AFLAR AHLAKI BOZUYOR
Mevcut ekonomik programın tek bir konuya gereğinden fazla odaklanılması durumunda riskler barındırdığına dikkat çeken Aran, sıkılaşmanın dozunun sürekli artırılmasının yan etkilere yol açabileceğini ifade etti. Aran “Doğru yerde, doğru şekilde bir mola vermenin faydalı olduğuna inanıyorum. Aksi takdirde yan etkiler, ana konunun önüne geçebilecek boyuta ulaşabilir” dedi. Kredi fiyatlamaları nedeniyle kredibilitesi yüksek müşterilerin borçlanmaktan kaçındığını, ödeme güçlüğü çekenlerin ise yüksek faize razı olduğunu belirten Aran, sürekli çıkarılan yapılandırma ve afların da borç ödeme alışkanlığını bozarak ahlaki bir erozyona neden olduğunu dile getirdi.
KURT KIŞI GEÇİRİR AMA...
Hakan Aran “Bu geçtiğimiz dönemi kış dönemi olarak nitelendirirsek evet kış belki sert geçiyor. Kurt kışı geçirirmiş ama yediği ayazı da unutmazmış. O yüzden bizim de bu dönem içerisinde bu dönemi nasıl geçirdiğimizi unutmamamız gerekiyor. Bu dönem başlamadan önce yaşanan o daha bol paraya erişimin kolay olduğu paranın bol olduğu dönemde kredileri nasıl kullandığımız, ne amaçla kullandığımızı gözden geçirip bundan sonra o mola verildiğinde ve politika değişip tekrar finansal erişim rahat hâle geldiğinde nasıl kullanmak gerektiğini bence çok iyi değerlendirmek gerekiyor. Aksi takdirde biz gene aynı hataya düşebiliriz” diye konuştu.
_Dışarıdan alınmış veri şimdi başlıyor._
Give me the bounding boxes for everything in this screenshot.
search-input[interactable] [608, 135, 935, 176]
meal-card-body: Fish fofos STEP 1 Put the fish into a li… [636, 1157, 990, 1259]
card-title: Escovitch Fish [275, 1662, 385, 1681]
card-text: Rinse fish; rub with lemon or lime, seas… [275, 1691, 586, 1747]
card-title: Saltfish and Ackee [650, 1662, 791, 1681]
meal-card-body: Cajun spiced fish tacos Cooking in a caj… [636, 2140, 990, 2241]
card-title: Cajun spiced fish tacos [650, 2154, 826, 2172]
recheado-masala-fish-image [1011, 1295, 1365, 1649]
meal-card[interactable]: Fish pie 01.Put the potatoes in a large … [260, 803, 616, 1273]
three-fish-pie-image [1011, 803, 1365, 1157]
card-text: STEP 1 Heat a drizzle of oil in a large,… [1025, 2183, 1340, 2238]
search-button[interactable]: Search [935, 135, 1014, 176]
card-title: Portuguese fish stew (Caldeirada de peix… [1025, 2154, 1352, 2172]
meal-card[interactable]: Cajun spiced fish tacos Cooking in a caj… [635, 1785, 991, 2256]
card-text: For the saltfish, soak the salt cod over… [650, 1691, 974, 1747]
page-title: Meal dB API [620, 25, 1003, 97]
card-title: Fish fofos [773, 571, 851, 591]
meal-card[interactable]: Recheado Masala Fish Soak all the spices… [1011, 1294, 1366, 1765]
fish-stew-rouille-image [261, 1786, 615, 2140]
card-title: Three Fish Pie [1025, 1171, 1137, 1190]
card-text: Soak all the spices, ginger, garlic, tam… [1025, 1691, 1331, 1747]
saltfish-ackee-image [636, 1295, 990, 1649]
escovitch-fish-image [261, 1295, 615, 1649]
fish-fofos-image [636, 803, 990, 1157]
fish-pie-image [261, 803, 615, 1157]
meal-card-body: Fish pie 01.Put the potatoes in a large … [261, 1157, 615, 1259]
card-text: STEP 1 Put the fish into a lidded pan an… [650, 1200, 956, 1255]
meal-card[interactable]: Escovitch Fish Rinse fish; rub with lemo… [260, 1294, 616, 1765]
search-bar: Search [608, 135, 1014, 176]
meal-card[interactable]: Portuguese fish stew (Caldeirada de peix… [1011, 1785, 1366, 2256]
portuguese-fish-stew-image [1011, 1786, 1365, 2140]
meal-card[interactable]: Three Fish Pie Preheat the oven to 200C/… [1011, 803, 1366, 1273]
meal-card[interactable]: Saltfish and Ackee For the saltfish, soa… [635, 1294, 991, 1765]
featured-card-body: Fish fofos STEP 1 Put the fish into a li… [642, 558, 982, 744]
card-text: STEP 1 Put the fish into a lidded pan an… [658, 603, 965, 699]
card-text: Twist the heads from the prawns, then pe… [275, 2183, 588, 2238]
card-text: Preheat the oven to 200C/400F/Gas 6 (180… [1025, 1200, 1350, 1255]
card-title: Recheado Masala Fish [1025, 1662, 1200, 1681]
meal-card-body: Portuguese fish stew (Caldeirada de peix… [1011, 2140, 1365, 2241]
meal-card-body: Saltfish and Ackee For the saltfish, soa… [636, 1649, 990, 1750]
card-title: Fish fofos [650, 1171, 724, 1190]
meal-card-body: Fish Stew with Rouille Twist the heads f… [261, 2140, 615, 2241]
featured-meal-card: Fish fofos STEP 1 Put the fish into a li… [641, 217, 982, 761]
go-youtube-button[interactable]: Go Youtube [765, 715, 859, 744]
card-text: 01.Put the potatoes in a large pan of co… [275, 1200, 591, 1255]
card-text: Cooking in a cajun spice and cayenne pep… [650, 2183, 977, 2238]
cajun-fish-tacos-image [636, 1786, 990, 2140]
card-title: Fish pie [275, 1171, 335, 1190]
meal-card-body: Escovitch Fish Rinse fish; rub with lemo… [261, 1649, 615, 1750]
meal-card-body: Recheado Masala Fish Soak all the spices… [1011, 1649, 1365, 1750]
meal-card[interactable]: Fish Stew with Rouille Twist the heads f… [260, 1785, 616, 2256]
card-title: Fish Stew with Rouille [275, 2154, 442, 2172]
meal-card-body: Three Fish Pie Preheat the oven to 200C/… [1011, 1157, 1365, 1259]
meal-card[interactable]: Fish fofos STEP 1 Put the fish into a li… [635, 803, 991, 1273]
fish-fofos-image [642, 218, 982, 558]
İKİZ DÖNÜŞÜMLE VERİMLİLİK ARTTI
Konuşmasının son bölümünde İş Bankası, MEXT ve OSBÜK iş birliğiyle yürütülen “100 KOBİ’nin İkiz Dönüşüm Yolculuğu” projesinin sonuçlarını paylaşan Aran, proje sonucunda işletmelerde yüzde 10-20 arasında verimlilik artışı, yüzde 50’ye varan kapasite artışı ve enerji maliyetlerinde yüzde 20’ye varan tasarruf sağlandığını açıkladı.
MISIR İLE YARIŞAMAYIZ
Türkiye’nin küresel rekabetteki konumuna da değinen Aran, ucuz iş gücüne dayalı rekabet döneminin kapandığını net bir dille ifade etti. Aran şunları kaydetti: Türkiye’nin bugün gelmiş olduğu seviye, ucuz iş gücüyle rekabete imkân vermiyor. Tekstili örnek alırsak, Mısır’la rekabet etme şansımız yok. Mısır’daki asgari ücret seviyesiyle Türkiye’de iş gücü bulunmasını beklersek çok bekleriz. Biz o aşamaları geçtik. O yüzden bizim çözümümüz artık ucuz iş gücü odaklı değil, mutlaka katma değerli üretim konusu olmak durumunda ve bu sefer verilen o molayı mutlaka ve mutlaka verimli ve katma değerli üretim için kullanmamız gerekiyor.
ORTA DİREK ZAYIFLIYOR
Kişi başına düşen millî gelirin 17 bin dolar seviyelerine çıkmasına rağmen, medyan gelirin 4-5 bin dolar seviyesinde kaldığına işaret eden Hakan Aran, orta direğin eridiğini söyledi. Aran “Orta grup ya yoksulluğa doğru ya da zenginliğe doğru kayıyor. Hava yastığı olarak görülen orta segmentin zayıflaması, gelir dağılımı adaletsizliğini artırıyor. Ev sahibi-kiracı kavgaları ve asgari ücret tartışmalarındaki uzlaşmazlıkların temelinde bu yatıyor” ifadelerini kullandı.